Done. Input errors, so no output created.

I looked around and found this GitLab issue -- more recent PDFs are often protected with AES256 which isn't yet supported. Thanks to ergo mesh in that thread who pointed to a solution: qpdf. I am more familiar with pdftk's syntax so I did it in two steps:

qpdf redacted-name-of-file.pdf --replace-input --password=SECRETPASSWORD --decrypt # note to self: remove this entry from history later

pdftk redacted-name-of-file.pdf cat 3-8 10-16 output /tmp/redacted-file-unprotected-edited.pdf

but I'm likely to learn qpdf's page selection syntax soon and switch to it entirely, in which case I could have done this in one step. I also could have saved the password in a file and then read it into qpdf instead of typing it on the command line, which I'll probably start doing. But here's how I remove a specific item from my bash history:

history -a # append recent history

history # print out history lines, so user can look for the offset number of the relevant line, e.g., 301

history -d 301 # now it's gone from the current history list!

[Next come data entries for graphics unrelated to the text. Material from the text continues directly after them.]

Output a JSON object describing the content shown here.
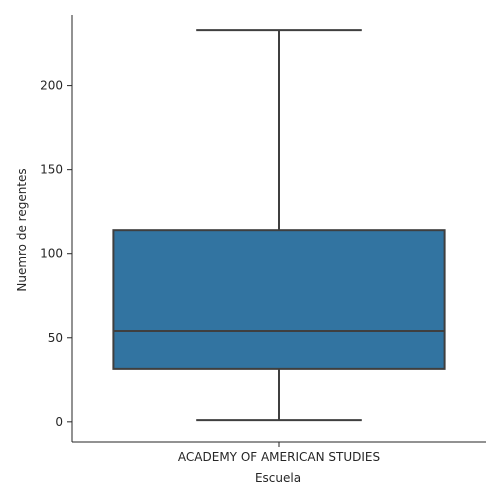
{
  "chart_data": {
    "type": "box",
    "xlabel": "Escuela",
    "ylabel": "Nuemro de regentes",
    "ylim": [
      -12,
      242
    ],
    "yticks": [
      0,
      50,
      100,
      150,
      200
    ],
    "categories": [
      "ACADEMY OF AMERICAN STUDIES"
    ],
    "boxes": [
      {
        "category": "ACADEMY OF AMERICAN STUDIES",
        "whisker_low": 1,
        "q1": 31.5,
        "median": 54,
        "q3": 114,
        "whisker_high": 233
      }
    ],
    "colors": {
      "box_fill": "#3274a1",
      "line": "#3f3f3f",
      "axis": "#262626"
    },
    "grid": false
  }
}
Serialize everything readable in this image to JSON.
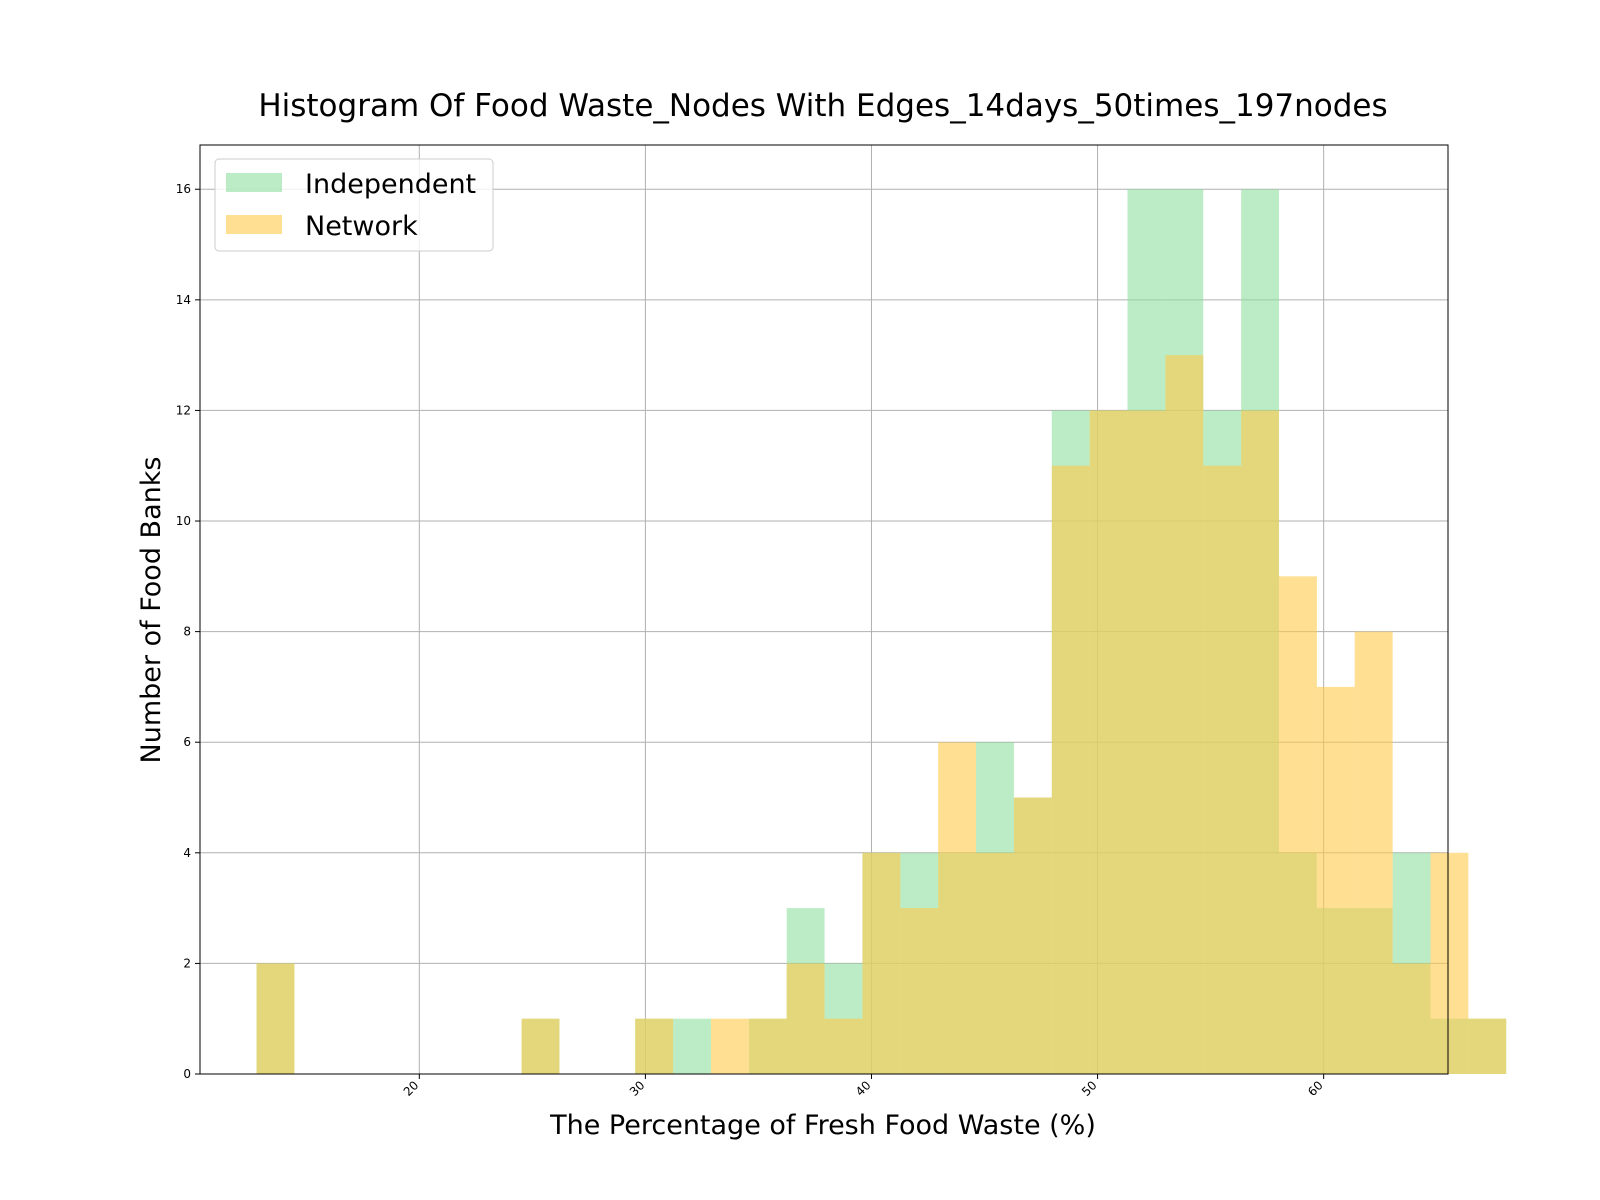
{
  "chart_data": {
    "type": "bar",
    "title": "Histogram Of Food Waste_Nodes With Edges_14days_50times_197nodes",
    "xlabel": "The Percentage of Fresh Food Waste (%)",
    "ylabel": "Number of Food Banks",
    "xlim": [
      10.3,
      65.5
    ],
    "ylim": [
      0,
      16.8
    ],
    "x_ticks": [
      20,
      30,
      40,
      50,
      60
    ],
    "y_ticks": [
      0,
      2,
      4,
      6,
      8,
      10,
      12,
      14,
      16
    ],
    "grid": true,
    "legend_position": "top-left",
    "bin_start": 12.8,
    "bin_width": 1.675,
    "series": [
      {
        "name": "Independent",
        "color": "#8fdf9f",
        "values": [
          2,
          0,
          0,
          0,
          0,
          0,
          0,
          1,
          0,
          0,
          1,
          1,
          0,
          1,
          3,
          2,
          4,
          4,
          4,
          6,
          5,
          12,
          12,
          16,
          16,
          12,
          16,
          4,
          3,
          3,
          4,
          1,
          1
        ]
      },
      {
        "name": "Network",
        "color": "#ffc94a",
        "values": [
          2,
          0,
          0,
          0,
          0,
          0,
          0,
          1,
          0,
          0,
          1,
          0,
          1,
          1,
          2,
          1,
          4,
          3,
          6,
          4,
          5,
          11,
          12,
          12,
          13,
          11,
          12,
          9,
          7,
          8,
          2,
          4,
          1
        ]
      }
    ]
  }
}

history -w # actually seal the deal & write the deletion to the history file

Hope this helps! Also, the qpdf documentation on how PDF encryption/password protection works is pretty enlightening.

(By the way: the pdftk in Debian Linux is a Java port, because the original pdftk written in C++ depended on GCJ which Debian removed. Plus the original pdftk's code hasn't been updated since version 2.02 in 2013.)

Comments

Magnus
06 May 2022, 18:30 p.m.

Another way to handle the history thing is to start the command with a space. That way bash won't save it to history in the first place.